I Cesaro e l’area Texas

di Nicola Rosselli

 Aversa. Costruzioni e non solo. Le attività imprenditoriali della famiglia Cesaro in provincia di Caserta sono molteplici e si concentrano soprattutto nell’agro aversano.

Oltre all’oramai famigerato Pip di Lusciano, c’è la proprietà, ad oggi non interessata da indagini, ad Aversa dell’area che ha ospitato lo stabilimento della multinazionale statunitense Texas Instruments, con i suoi 52mila metri quadrati tra stabilimento e terreno di proprietà di una delle aziende di famiglia. Un’area che per gli strumenti urbanistici vigenti continua ad essere a destinazione industriale.

Acquistata in compartecipazione con un importante costruttore aversano che ha, successivamente, ceduto la propria quota agli stessi Cesaro. Area che, secondo il pentito dei Casalesi Gaetano Vassallo, sarebbe stata acquistata dalla famiglia Cesaro solo dopo il benestare del clan di Francesco Bidognetti. Quel che è certo è che i Cesaro la acquistano nel 2004 da Ilario Ferruccio Floresta, in quel momento deputato di Forza Italia.

Floresta era presidente del Cda della Unicom spa, società proprietaria del terreno e dello stabilimento, e del Cda della Yorik di Bologna, la società immobiliare acquirente; in una situazione, dunque, di palese conflitto di interessi, così come Sergio Vicari, ex manager di vertice della Texas Instruments, in quel momento amministratore delegato della Unicom e azionista e membro del cda della Yorik.

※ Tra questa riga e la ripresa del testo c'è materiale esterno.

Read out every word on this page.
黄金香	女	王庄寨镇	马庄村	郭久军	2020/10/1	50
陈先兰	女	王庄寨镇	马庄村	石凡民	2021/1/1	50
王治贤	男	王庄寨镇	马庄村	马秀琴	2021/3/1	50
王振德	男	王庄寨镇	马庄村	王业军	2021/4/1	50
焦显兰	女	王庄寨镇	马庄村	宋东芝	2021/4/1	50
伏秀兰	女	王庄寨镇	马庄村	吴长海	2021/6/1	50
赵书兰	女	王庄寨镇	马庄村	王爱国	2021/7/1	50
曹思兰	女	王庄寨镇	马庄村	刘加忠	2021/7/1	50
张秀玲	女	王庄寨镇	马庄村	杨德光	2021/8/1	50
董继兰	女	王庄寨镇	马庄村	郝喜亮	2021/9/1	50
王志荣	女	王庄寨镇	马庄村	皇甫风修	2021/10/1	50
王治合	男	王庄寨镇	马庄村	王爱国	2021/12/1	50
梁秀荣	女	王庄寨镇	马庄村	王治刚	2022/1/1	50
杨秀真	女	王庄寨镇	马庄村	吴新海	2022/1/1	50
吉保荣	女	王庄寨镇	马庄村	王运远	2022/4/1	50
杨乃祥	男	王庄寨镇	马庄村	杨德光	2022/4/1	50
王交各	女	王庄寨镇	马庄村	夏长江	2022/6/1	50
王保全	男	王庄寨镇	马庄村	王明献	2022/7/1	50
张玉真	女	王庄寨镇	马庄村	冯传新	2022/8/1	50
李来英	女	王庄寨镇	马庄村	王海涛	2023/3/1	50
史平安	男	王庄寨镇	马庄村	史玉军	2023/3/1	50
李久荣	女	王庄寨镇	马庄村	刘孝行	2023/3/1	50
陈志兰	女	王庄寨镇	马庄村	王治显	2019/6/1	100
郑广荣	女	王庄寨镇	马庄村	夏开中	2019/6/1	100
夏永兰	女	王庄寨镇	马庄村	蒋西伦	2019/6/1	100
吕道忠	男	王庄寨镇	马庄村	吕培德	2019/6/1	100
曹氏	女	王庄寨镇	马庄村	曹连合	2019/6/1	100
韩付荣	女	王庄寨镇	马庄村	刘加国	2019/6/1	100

I vari passaggi della compravendita furono seguiti dallo studio bolognese del commercialista Piero Gnudi, successivamente ministro dello Sport nel governo Monti, presso il cui studio la Yorik era stata creata.Una storia (alla quale i Cesaro sono estranei) questa della dismissione della Texas che è stata anche oggetto di un’indagine delle fiamme gialle di Caserta.

Erano in molti, soprattutto tra i dipendenti, a sottolineare che quell’area era stata ceduta dallo Stato gratuitamente per consentire l’insediamento industriale negli anni ’50 e che, terminata quell’esperienza, l’area dovesse tornare pubblica.

Quella stessa area la multinazionale americana aveva lasciato nel 1998 e sul cui rilancio produttivo lo Stato aveva investito, senza alcun risultato, oltre venti miliardi di lire, andati praticamente perduti.Su quel suolo, strategico, oramai inglobato nella città, a pochissimi passi dalla stazione dalla fermata Aversa Ippodromo della metropolitana regionale, si sono giocati in questi ultimi anni anche scalate politiche e professionali.

Non a caso un dirigente dell’ufficio urbanistica del comune di Aversa fu costretto, ad esempio, a dimettersi dopo che si era cercato di far passare la richiesta di un mega centro commerciale praticamente in città. Un altro tentativo, risalente a tempi recenti, al 2011, prevedeva un piano di housing sociale, ossia abitazioni per i non abbienti, con fitto a prezzo concordato, ma anche locali commerciali e uffici.

Negli anni il sito è stato indicato anche come sede della Facoltà di Ingegneriadella Seconda Università degli Studi di Napoli e, in ultimo, è stata chiesta autorizzazione per la realizzazione di poco più di una trentina di piccoli opifici con annesso alloggio per custode o titolare, oltre a spazi comuni quali mensa, sala riunioni e così via. Dopo tantissime carte, sedute di consiglio comunale ad hoc e tante chiacchiere, il sito è stato ridotto ad una discarica, tanto che l’attuale amministrazione comunale è stata costretta ad emanare un’ordinanza con la quale ha ingiunto edottenuto la pulizia dell’area.